Like so many other things, I make pesto by rote so I’m going to borrow Ina Garten’s recipe and provide my own smartass commentary tricks.

  • 1/4 cup walnuts (I don’t use walnuts in pesto, nor do I like mint in pesto)
  • 1/4 cup pignolis (oh yes, and I toast them beforehand, and it’s more like…um…3/4 cup because I do love me some pignolis and what I don’t use in the pesto, I’ll eat myself)
  • 3 tablespoons chopped garlic, about 9 cloves (right on, but here’s my trick:  I smash the cloves and saute them in olive oil first.  I love pesto but the raw garlic in it just kills me.  I don’t love pesto enough to be still tasting it 2 hours later, know what I mean?  So I got the idea to caramelize the garlic first to take the edge off and see if it helped.  Oh it helped.  Howling success)
  • 5 cups fresh basil leaves, packed (naturally)
  • kosher salt and freshly ground pepper (yep, and don’t leave it out)
  • 1 1/2 cups good olive oil (yes, but I can’t verify the measurement, I just stream it into the food processor until the pesto looks right)
  • 1 cup freshly grated Parmesan (too much; I start with about 1/3 cup and fiddle from there)

If so desired, toast the pine nuts in a skillet over low heat.  Babysit them because they will burn easily.  I once watched an Iron Chef episode where the challenger burned the pignolis not once, not twice, but three times.  They lost.

Also if desired, smash the garlic cloves with the blade of your knife and saute them in a little oil until soft and caramelized.

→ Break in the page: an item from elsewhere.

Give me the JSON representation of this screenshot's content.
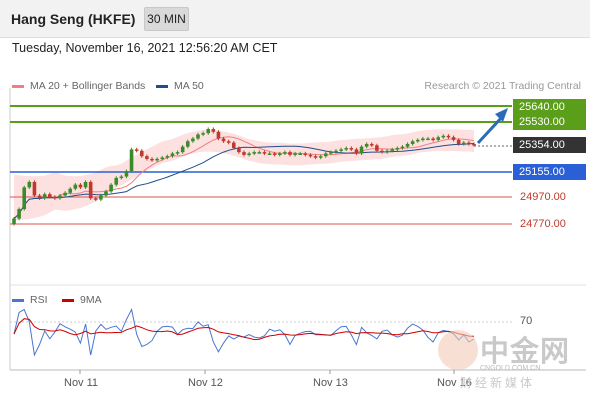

Place the pignolis and garlic in the bowl of a food processor fitted with a steel blade.  Process for 15 seconds.  Add the basil leaves, salt, and pepper.  With the processor running, slowly pour the olive oil into the bowl through the feed tube and process until the pesto is thoroughly pureed.  Add the Parmesan and puree for a minute.  Taste and fiddle with additional cheese and/or salt to taste.  I find if anything seems overpowering, a handful of baby spinach leaves tones things down.

Use right away or store the pesto in the refrigerator or freezer with a thin film of olive oil on top.